Um breve resumo de paisagem: o corpo é a cara, a poltrona estampada de Ingres colore a cara, e a boceta ocupa o lugar da boca. Na mulher, que surpresa!, a cara se resolve em três buracos, o corpo, em duas bolas, mais uma corda com uma bocetinha pendurada.”

2

“Seguiu-se uma discussão a respeito da minha intransigente objeção a ser enrabado por qualquer tipo de caralho, mesmo de sex shop, e envergado por uma linda garota ruiva, nua e crua, de uma branquitude que realça ainda mais o pau de silicone preto. Aleguei complicações circulatórias na região anal, que estavam, inclusive, afetando meu trato intestinal, o que vinha provocando o endurecimento das fezes e o consequente bloqueio do reto, a exemplo daquele mega navio-cargueiro que ficou atravessado no canal de Suez impedindo o tráfego de navios mercantes. Eu disse isso pra elas, com esse exemplo esdrúxulo, pra ver se ressaltava o absurdo daquela situação. Porras, guria, disse eu. Aliás, porra, gurias, tornei a dizer. Elas riram dessa besteira. Ótimo. Fui adelante, argumentando que a gente já podia tá na funça do sexo, mas tamo aqui discutindo se vocês vão enfiar ou não essa trolha de borracha que espirra ketchup no meu rabo. Ketchup! Tenham a puta da santa paciência, caralho. De boa.

Audra retrucou, de cinta-caralha em riste:

Você pode botar o que quiser no reservatório da cinta-caralha.

Maionese. Geleia real. Até porra, se quiser.”

3

“Imagina se um dia começasse a chover caralhos. Um monte de caralhos de todos os tamanhos e formas caindo do céu. Uns maiores, outros menores. Uns fininhos, outros bem grossos, parecendo toras. Caralhos grandes. Caralhos volumosos. Caralhos roxinhos. Caralhos pequenos, mas engraçadinhos, daqueles que dá vontade de chupar feito pirulito. Caralhos com berruga. Caralhos lisos. Caralhos brancos. Caralhos rosas. Caralhos pretos. Caralhos retos, apontando para frente. Caralhos mais que eretos, apontando para cima. Caralhos tortos, apontando para o lado. Dois caralhos em um só, tipo os que se veem em filme pornô de aberração. Caralhos circuncidados. Caralhos carnudos. Caralho a quatro. Todos duros e, como se diz, prontos para o combate.

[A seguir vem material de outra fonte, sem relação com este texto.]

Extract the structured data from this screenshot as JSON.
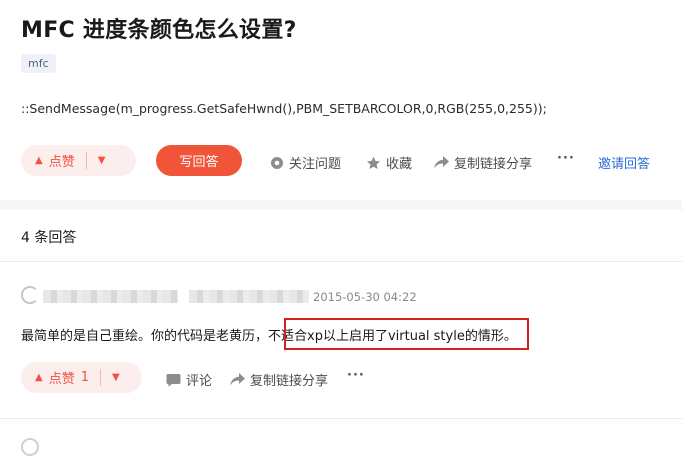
{
  "question": {
    "title": "MFC 进度条颜色怎么设置?",
    "tag": "mfc",
    "body": "::SendMessage(m_progress.GetSafeHwnd(),PBM_SETBARCOLOR,0,RGB(255,0,255));"
  },
  "question_actions": {
    "upvote_label": "点赞",
    "write_answer": "写回答",
    "follow": "关注问题",
    "favorite": "收藏",
    "share": "复制链接分享",
    "more": "···",
    "invite": "邀请回答"
  },
  "answers_header": {
    "count_label": "4 条回答"
  },
  "answer": {
    "date": "2015-05-30 04:22",
    "text_before": "最简单的是自己重绘。你的代码是老黄历，",
    "text_highlight": "不适合xp以上启用了virtual style的情形",
    "text_after": "。",
    "upvote_label": "点赞",
    "upvote_count": "1",
    "comment": "评论",
    "share": "复制链接分享",
    "more": "···"
  },
  "colors": {
    "accent": "#f0553a",
    "link": "#2e6bd6",
    "highlight_border": "#d62020"
  }
}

Um paraíso. Mas não só caralhos. O aparelho teria que chover inteiro: com as duas bolas. Bolinhas rosadas, bolinhas peludas, duas bolinhas bem definidas, bolinhas durinhas, bolinhas caidaças. Tudo vindo do céu, em queda livre. Não uma chuva oblíqua. Reta. Não uma tempestade. Garoa fina e constante. Uma variedade de caralhos povoando o chão. As calçadas e os paralelepípedos se colorindo de rosa, ocre, roxo e preto. Como um chão depois da nevasca.”


Sobre os autores:

Vilma Arêas nasceu em 1936, em Campos dos Goytacazes (RJ). É escritora, ensaísta e professora titular de literatura brasileira na Unicamp. Estreou na ficção com Partidas (1976). Aos trancos e relâmpagos (1988) e A terceira perna (1992) foram vencedoras do prêmio Jabuti. Em 2005 seu livro de ensaios Clarice Lispector com a ponta dos dedos recebeu o prêmio APCA.

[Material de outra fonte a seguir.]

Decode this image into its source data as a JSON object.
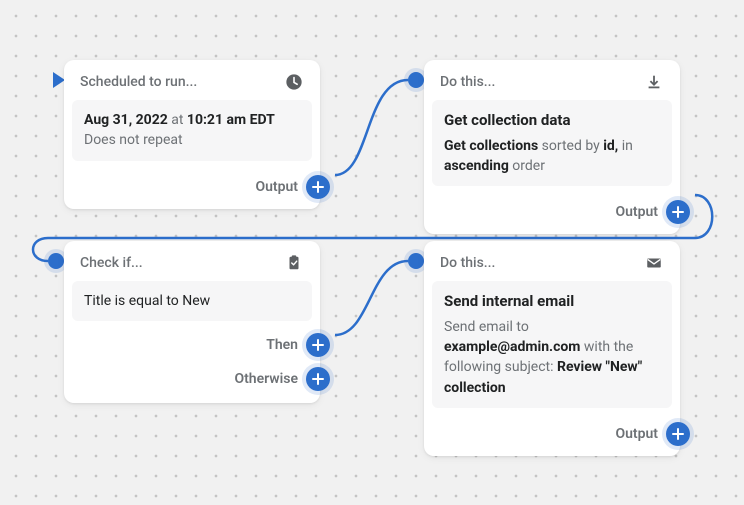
{
  "colors": {
    "accent": "#2c6ecb"
  },
  "card1": {
    "header": "Scheduled to run...",
    "icon": "clock-icon",
    "date_strong": "Aug 31, 2022",
    "date_at": " at ",
    "time_strong": "10:21 am EDT",
    "repeat": "Does not repeat",
    "output": "Output"
  },
  "card2": {
    "header": "Do this...",
    "icon": "download-icon",
    "title": "Get collection data",
    "desc_pre": "Get collections",
    "desc_mid": " sorted by ",
    "desc_id": "id,",
    "desc_in": " in ",
    "desc_asc": "ascending",
    "desc_tail": " order",
    "output": "Output"
  },
  "card3": {
    "header": "Check if...",
    "icon": "clipboard-icon",
    "condition": "Title is equal to New",
    "then": "Then",
    "otherwise": "Otherwise"
  },
  "card4": {
    "header": "Do this...",
    "icon": "mail-icon",
    "title": "Send internal email",
    "l1": "Send email to ",
    "email": "example@admin.com",
    "l2": " with the following subject: ",
    "subject": "Review \"New\" collection",
    "output": "Output"
  }
}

Reinaldo Moraes nasceu em São Paulo (SP), em 1950. Em 1981, lançou seu primeiro romance, Tanto faz, e em 1985, Abacaxi. Após dezessete anos sem publicar ficção, lançou a coletânea de contos Umidade (2005), a história infantil Barata! (2007), o romance Pornopopéia (2009) – finalista dos prêmios Portugal Telecom e São Paulo de Literatura. Em 2018, publicou o romance Maior que o mundo.

Verônica Stigger nasceu em Porto Alegre (RS), em 1973. Escritora, crítica de arte, curadora e professora. Seus escritos se concentram na arte moderna e contemporânea, especialmente nas tramas estabelecidas entre texto e imagem, literatura e arte e experiências que expandem os horizontes metodológicos para pensar a produção artística. É autora, entre outros, de Os anões (2010) e de Sombrio ermo turvo (2019). Em 2017, recebeu o prêmio Jabuti por Sul.